Mit dem Smartphone auf historischer Route

Am Bruchsaler Schloss und in Bad Schönborn: „Bertha Benz Memorial Route“ mit QR-Code-Tafeln bestückt

Bruchsal (htz/psp). Dominic Fischer drückt dem Leiter der Staatlichen Schlösser und Gärten, Michael Hörrmann, beim Pressetermin sein Smartphone in die Hand. Mit dessen Fotofunktion kann der „Schlossherr“ den QR-Code auf der vom ADAC gestifteten Infotafel einscannen.
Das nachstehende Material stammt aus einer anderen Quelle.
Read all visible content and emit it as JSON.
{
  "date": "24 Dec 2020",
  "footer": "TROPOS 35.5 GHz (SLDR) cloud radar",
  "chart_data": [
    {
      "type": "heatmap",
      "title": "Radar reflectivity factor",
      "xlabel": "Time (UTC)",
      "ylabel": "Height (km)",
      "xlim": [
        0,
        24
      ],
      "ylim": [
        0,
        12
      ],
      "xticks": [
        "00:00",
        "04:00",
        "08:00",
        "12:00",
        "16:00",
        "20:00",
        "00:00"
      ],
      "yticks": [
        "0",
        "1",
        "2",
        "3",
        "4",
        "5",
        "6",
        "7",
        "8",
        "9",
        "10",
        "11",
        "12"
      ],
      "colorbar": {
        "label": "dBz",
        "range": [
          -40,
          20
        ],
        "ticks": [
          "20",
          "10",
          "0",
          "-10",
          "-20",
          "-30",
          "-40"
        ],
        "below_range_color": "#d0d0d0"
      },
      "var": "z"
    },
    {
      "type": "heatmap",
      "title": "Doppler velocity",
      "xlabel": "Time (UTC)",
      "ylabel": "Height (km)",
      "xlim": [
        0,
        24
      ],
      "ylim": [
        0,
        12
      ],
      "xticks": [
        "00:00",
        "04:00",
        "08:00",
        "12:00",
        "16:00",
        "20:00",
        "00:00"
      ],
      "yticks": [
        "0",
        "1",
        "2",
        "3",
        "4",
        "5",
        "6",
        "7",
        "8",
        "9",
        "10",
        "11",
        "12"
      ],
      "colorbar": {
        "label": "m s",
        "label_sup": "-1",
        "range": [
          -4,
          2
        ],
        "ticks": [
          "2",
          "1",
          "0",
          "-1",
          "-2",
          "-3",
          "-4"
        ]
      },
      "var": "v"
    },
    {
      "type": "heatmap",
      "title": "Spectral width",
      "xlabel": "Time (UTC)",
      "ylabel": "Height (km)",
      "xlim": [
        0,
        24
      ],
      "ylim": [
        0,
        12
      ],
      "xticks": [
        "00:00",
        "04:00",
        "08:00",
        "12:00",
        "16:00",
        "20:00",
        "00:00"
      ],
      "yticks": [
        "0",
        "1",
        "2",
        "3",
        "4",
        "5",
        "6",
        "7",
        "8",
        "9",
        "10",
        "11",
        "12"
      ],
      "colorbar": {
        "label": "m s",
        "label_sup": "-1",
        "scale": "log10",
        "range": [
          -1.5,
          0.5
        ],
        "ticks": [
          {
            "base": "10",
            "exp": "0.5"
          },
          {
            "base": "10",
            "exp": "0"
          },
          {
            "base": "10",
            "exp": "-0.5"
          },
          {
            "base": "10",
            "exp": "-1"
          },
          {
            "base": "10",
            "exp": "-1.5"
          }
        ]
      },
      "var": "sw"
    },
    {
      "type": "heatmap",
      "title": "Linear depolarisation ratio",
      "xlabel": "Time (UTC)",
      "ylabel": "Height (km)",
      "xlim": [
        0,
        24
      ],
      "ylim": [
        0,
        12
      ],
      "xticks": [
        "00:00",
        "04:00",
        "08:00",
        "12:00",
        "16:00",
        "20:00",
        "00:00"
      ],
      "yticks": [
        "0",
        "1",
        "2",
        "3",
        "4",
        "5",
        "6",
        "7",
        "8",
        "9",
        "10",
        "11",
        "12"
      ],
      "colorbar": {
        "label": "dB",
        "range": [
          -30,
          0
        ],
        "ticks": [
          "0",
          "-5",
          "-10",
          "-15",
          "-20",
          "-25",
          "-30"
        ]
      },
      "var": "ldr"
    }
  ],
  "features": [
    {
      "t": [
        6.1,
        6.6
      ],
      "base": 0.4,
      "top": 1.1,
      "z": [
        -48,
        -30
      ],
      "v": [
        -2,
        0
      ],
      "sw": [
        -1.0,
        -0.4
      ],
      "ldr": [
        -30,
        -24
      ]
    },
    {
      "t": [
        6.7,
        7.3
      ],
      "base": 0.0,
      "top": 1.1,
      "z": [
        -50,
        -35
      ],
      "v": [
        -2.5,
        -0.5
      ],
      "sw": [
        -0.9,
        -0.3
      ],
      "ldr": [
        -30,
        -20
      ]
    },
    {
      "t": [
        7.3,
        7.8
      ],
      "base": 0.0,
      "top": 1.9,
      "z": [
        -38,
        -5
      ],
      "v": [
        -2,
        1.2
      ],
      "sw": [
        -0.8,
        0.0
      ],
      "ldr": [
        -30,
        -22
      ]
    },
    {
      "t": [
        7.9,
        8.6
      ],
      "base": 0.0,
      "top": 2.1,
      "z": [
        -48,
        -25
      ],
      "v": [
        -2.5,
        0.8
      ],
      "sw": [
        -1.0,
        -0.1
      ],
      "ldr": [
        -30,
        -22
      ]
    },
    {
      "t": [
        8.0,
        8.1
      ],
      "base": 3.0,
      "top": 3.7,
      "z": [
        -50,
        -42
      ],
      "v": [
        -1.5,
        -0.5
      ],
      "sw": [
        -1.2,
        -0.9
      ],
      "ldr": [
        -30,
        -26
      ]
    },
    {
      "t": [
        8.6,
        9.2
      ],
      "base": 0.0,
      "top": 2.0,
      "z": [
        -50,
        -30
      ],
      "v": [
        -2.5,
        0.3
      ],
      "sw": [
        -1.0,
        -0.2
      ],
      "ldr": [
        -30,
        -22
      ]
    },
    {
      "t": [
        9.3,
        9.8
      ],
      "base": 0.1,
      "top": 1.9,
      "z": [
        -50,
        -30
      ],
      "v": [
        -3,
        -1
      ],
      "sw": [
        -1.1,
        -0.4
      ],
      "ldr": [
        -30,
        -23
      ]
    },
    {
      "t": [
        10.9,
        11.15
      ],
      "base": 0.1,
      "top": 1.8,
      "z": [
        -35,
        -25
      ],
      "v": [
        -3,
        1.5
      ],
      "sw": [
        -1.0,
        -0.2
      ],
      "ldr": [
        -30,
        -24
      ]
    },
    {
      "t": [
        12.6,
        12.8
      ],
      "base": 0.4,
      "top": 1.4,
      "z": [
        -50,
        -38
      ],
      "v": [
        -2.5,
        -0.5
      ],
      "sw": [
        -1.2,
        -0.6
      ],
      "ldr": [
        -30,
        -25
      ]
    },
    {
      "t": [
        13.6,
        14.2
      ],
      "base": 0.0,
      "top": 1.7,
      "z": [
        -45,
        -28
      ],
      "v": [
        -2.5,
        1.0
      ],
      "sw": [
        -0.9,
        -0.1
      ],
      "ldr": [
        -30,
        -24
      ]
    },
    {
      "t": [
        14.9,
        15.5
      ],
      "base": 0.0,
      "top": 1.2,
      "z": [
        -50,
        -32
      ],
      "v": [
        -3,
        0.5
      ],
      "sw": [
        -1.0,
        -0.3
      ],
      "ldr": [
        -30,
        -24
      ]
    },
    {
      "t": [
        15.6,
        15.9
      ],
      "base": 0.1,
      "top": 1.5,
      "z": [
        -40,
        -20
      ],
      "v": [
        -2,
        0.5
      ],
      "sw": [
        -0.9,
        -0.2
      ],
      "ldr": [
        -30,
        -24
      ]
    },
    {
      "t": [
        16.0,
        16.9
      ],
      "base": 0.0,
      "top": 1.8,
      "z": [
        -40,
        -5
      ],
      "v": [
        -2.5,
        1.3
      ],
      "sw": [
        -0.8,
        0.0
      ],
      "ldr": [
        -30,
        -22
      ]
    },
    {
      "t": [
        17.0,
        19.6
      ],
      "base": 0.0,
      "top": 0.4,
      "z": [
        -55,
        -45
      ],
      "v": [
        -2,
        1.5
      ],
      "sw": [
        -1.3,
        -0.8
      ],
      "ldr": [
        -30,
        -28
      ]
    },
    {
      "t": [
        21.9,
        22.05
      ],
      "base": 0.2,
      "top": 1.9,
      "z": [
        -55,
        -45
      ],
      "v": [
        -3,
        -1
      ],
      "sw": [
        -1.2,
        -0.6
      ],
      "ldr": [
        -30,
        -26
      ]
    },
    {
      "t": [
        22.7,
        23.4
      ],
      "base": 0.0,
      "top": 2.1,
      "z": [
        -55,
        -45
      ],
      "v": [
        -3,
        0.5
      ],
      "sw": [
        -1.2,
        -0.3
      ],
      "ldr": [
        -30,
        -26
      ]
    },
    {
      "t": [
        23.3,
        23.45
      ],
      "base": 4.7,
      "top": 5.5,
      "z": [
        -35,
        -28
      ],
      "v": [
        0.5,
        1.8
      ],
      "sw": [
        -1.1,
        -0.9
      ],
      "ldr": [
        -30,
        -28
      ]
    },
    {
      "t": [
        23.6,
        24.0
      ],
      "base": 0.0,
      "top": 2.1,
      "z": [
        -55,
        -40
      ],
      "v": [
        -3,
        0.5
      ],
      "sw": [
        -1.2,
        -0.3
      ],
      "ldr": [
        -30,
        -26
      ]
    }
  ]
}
In Sekundenschnelle erscheint auf dem Handy-Display das prächtige Barockschloss mit weiterführenden touristischen Hinweisen und Informationen zum weiteren Verlauf der „Bertha Benz Memorial Route“, der geschichtsträchtigen nordbadischen Ferienstraße, die auch am Bruchsaler Schloss vorbeiführt. Fischer hat sich mit seiner innovativen südbadischen Firma „Maqnify sites worth seeing“, dem digitalen Tourismus verschrieben Um das Potenzial des Angebots für Besucher weiter auszuschöpfen, entwickelt er zeitgemäße Stadtmarketingkonzepte. Gemeinsam mit den Initiatoren des Vereins „Bertha Benz Memorial Route“ wurden entlang der 194 Kilometer langen historischen Strecke 31 Tafeln aufgestellt, die mit den quadratischen QRCodes bestückt sind. So soll die Route für Touristen noch interessanter gestaltet werden.

MARKETING MIT WISCHTELEFON: Michael Hörrmann und Imelda Kosalla (SSG) mit Edgar Meyer, (Bertha BenzRoute) mit Helmut Dreher (ADAC) und Entwickler Dominic Fischer (von links).

Unter anderem wird auf weitere Sehenswürdigkeiten der Umgebung hingewiesen. Das 20 mal 40 Zentimeter große Hinweisschild ist ab sofort frei zugänglich am Torwärterhaus der Bruchsaler Schlossanlage zu finden, das als „wichtiger Knoten in der kulturellen Vernetzung dient“, so Hörrmann. In den Genuss kommen allerdings nur die Besitzer eines modernen Smartphones. Eingefleischte Oldtimerfreunde gehen diesbezüglich leer aus. In Bad Schönborn weisen gleich zwei neue „QR-Schilder“ auf Sehenswürdigkeiten und touristische Angebote rund um die „Bertha Benz Memorial Route“ hin. Neben dem Standort Rochuskapelle in Mingolsheim wurde nun auch ein Schild an der ehemaligen, im Weinbrennerstil erbauten „großherzoglichen Curapotheke“ in Langenbrücken installiert. Hier konnte Erfinder-Gattin Bertha Benz den Tank ihres Wagens mit Ligroin, das damals in den Apotheken als Waschbenzin erhältlich war, auffüllen, was ihre Weiterfahrt ermöglichte. Nach der Stadtapotheke Wiesloch war dies bekanntlich die zweite Tankstelle für das erste Automobil der Welt. (Die Bruchsaler Rundschau berichtete.) Das QR-Schild informiert zum Beispiel über die Posidonienschiefergrube und den historischen Kursaal Sigel und könne „Strahlkraft in den Ort“ haben, so der Leiter der Touristinformation, Klaus Heinzmann. Auch für die geplante Ortskernsanierung Langenbrücken könne Bertha Benz eine Rolle spielen. So ist eine Skulptur für die neu zu schaffende Ortsmitte denkbar, so Helmut Hausberger, der sich mit der Historie beschäftigt. Zunächst sei in Bad Schönborn aber vorgesehen, die vorläufige Bertha-Benz-Gedenktafel vor der ehemaligen Curapotheke durch ein Bronzerelief, geschaffen von dem einheimischen Künstler Friedrich Dickgießer, zu ersetzen, so hieß es.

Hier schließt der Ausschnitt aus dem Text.